Il familismo amorale, esteso alla politica, è quella pratica che tende a soddisfare i bisogni del breve periodo del proprio nucleo familiare e di una strettissima cerchia di compari, tendente a disinteressarsi di qualunque investimento umano e culturale proiettato verso il domani.
Ad Alatri si esercita comunemente da qualche decade. E’ l’adagio per cui un lampione vale un voto, una gettata d’asfalto in un quartiere garantisce quantomeno la riconoscenza, una pensilina o una fermata dello scuolabus nei pressi della propria abitazione fa da prassi di fidelizzazione, è il mercato dei voti che si agita in un sistema di microscambi che consentono, gattopardescamente, che tutto cambi affinchè nulla si muova realmente.
Chiunque ha svolto o assistito ad una campagna elettorale ad Alatri questo lo sa benissimo. Impera il familismo così come è impresso quel circoscrizionalismo senza circoscrizioni per cui un candidato vicino di casa sarà spessissimamente preferito a qualcuno che si mette in gioco per e con delle idee. Questi due fattori, ben mischiati tra essi, costituiscono il terriccio della mente che conduce troppe persone verso la cabina elettorale.
Sparare sulla politica, infatti, sarebbe limitante e bugiardo: questo è un meccanismo bidirezionale che si afferma quando la complicità tra elettori e candidati è incrostata nella storia di un luogo e nel modus operandi di una comunità. Non esistono, insomma, cattivi politici e buoni elettori, cattive liste elettorali e cittadini per bene: esiste un incrocio tra curve, quella che rappresenta cosa gli alatrensi chiedono e quella che determina cosa la politica offre in funzione della domanda che riceve. La riflessione, tuttavia, deve riguardare gli effetti di questa pratica: il primo che risalta agli occhi è l’abbandono assoluto di chi non ha prospettiva. Diciamocelo, in un clima di serena compiacenza ciclopica: il nostro paesello si sta svuotando. Le giovani generazioni, infatti, se ne sono andate, se ne stanno andando, sognano di andarsene. Una società, è risaputo, per sopravvivere ha necessità di un cambio generazionale, di una cesura storica per cui tessuti lavorativi e culturali nuovi prendano il timone in mano e sostituiscano vecchi capitani più o meno coraggiosi. Non certo per spirito di rottamazione, quanto per il naturale e conclamato corso degli eventi.
Tuttavia, Alatri, questi ricambi non li ha. Certo, ci sono dei reduci che per volontà o necessità hanno deciso di rimanere ancorati alle mura ciclopiche ma sono sempre meno, sempre più gli stessi.

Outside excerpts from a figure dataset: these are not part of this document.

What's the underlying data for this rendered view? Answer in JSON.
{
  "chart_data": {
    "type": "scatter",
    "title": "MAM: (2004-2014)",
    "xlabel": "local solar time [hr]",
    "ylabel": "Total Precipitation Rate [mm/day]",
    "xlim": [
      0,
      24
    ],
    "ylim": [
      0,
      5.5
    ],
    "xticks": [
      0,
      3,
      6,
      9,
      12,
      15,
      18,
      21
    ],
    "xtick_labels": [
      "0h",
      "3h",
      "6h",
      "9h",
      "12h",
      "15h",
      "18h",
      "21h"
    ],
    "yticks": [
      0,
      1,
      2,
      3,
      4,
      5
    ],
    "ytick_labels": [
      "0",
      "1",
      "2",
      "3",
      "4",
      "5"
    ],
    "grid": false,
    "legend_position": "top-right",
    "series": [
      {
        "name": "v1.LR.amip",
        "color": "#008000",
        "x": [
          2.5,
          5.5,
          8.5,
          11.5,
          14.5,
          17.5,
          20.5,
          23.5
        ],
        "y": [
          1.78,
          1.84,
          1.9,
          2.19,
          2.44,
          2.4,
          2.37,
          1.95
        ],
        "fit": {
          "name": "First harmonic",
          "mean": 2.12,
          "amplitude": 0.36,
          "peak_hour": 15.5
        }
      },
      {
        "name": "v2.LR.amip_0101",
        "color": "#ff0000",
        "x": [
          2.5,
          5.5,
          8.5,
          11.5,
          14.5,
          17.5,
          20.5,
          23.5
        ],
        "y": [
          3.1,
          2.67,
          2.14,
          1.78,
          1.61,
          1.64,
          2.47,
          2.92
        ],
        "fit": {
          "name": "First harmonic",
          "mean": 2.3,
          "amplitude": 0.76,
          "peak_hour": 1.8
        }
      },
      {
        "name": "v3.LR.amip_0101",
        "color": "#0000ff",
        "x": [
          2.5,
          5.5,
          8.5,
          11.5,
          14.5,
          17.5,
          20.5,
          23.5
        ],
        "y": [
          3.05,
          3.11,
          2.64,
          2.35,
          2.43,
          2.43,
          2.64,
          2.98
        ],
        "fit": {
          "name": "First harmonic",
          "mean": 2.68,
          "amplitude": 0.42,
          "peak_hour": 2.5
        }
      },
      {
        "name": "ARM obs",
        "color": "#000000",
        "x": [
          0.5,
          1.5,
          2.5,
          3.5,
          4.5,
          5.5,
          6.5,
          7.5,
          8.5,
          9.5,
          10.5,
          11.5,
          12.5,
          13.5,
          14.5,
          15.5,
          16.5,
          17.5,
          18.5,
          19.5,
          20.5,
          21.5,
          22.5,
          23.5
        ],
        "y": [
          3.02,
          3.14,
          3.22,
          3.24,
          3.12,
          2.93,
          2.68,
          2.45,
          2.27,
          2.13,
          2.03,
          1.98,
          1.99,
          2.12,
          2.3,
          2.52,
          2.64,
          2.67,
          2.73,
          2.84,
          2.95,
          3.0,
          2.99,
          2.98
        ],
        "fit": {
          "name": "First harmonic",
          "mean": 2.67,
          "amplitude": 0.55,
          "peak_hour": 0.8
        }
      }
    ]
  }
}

Gruppuscoli di potere, con ogni probabilità, piazzerrano giovani a mo’ di figurine elettorali all’interno della quasi imminente fase di formazione delle liste elettorali, nel solito mix di familismo amorale e circorscrizionalismo. Qualcuno, forse, ci proverà in buona fede e con qualche credenziale ma solitamente questi soggetti ad Alatri non vengono votati a sufficienza.
La politica dell’orticello trionferà ancora una volta, la sagra del panino riecheggerà nell’aria con gli entusiasmi del momento, vincano il concerto di Gigione o i caroselli accompagnati dal buon vino a Basciano! Intanto Alatri viene abbandonata da chiunque scelga di studiare senza che si possa trovare mai un buon motivo per tornare indietro, tranne quello di salutare la propria famiglia. Un paese che non è capace di regalare una prospettiva di qualunque tipo alle proprie giovani generazioni è un paese destinato alla morte. Ricordiamocelo quando armati di familismo amorale e circoscrizionalismo latente ci recheremo al seggio elettorale.